Project Inspiration is part of ‘Air for All’, an initiative of TU Delft that consists of three projects, each which develops a different type of ventilator. This initiative consists of:

  • Project Inspiration – develops a mechanical ventilator, inspired by the 1960s ventilator from Rijksmuseum Boerhaave. No electronics are required for this device. This device is easy to build and repair by anyone, including in less developed countries. The device can be used outside of a hospital setting.
  • OperationAIR – develops an emergency ventilator that meets the European safety requirements as closely as possible and that resembles the regular respiratory equipment used in Dutch hospitals in terms of user-friendliness and settings. The device is compatible with the infrastructure in Dutch hospitals.
  • BTB-Breathe – develops a ventilator consisting of standard parts that are available locally all over the world. The device is compatible with the infrastructure in Dutch hospitals, but also with the infrastructure in foreign hospitals.

What makes us different?

Short time to market with widely available parts

Easily scalable, production up to 1000 machines per week

Robustness of the purely mechanical working principle

Developed in cooperation with intensivists

Option to connect a built-in humidifier

Low estimated cost price

About Project Inspiration

Project Inspiration is a non-profit team at Delft University of Technology working on a mechanical ventilator to battle the growing global shortage.

There is a high demand for easy-to-produce, durable ventilators in intensive care units across the world. This project aims to develop a mechanical ventilator that can be easily deployed and incorporates the basic functions necessary to ventilate COVID-19 patients. We not only aim to design the system, but we will also facilitate the implementation of local production and use to create the needed impact. 

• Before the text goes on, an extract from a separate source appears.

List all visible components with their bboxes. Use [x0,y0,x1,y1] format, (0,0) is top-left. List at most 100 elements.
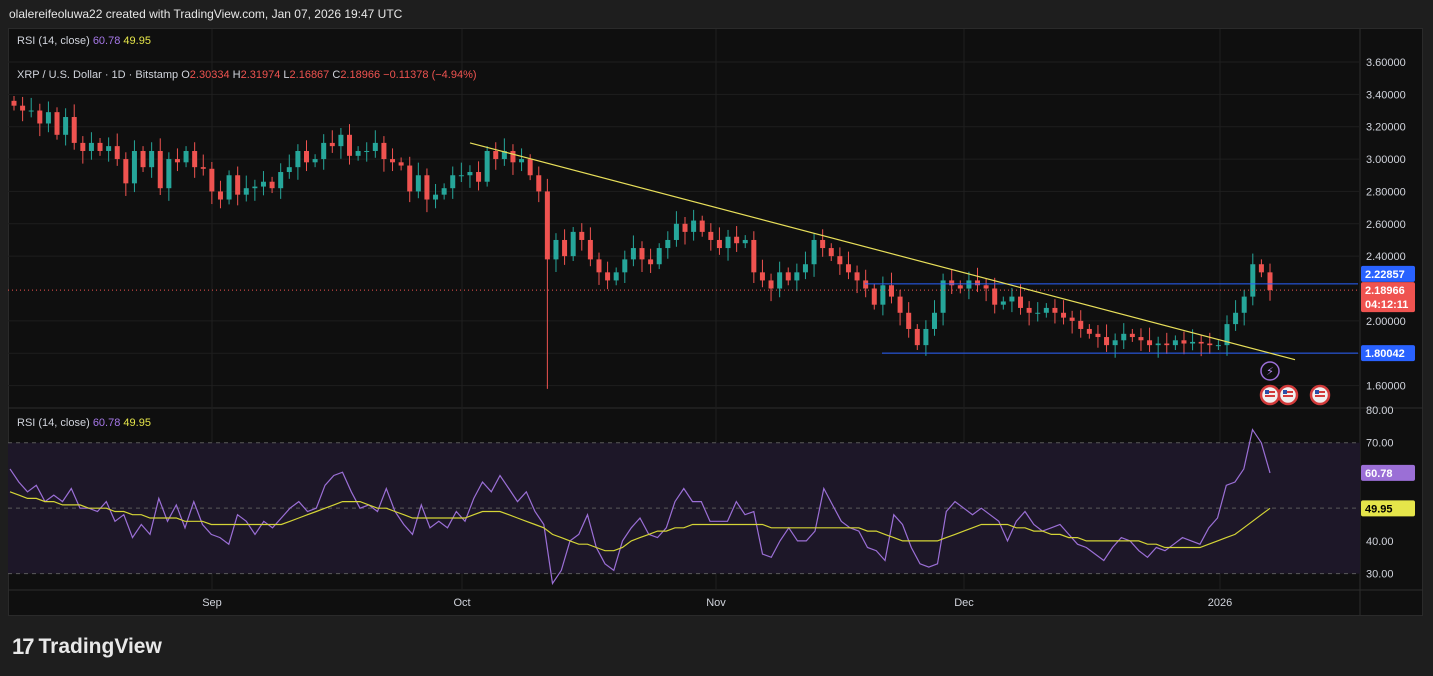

Similar to the extensively used ventilator from the 60s that we based our design on, the East-Radcliffe ventilator, the working principle is purely mechanical. It has been designed in close collaboration with intensivists and military doctors to meet specific requirements and high standards, while it also can be fabricated with standard machinery in low-tech environments. It does not depend on specialized medical components that are part of standard ventilators. Such components are currently very scarce on the world market.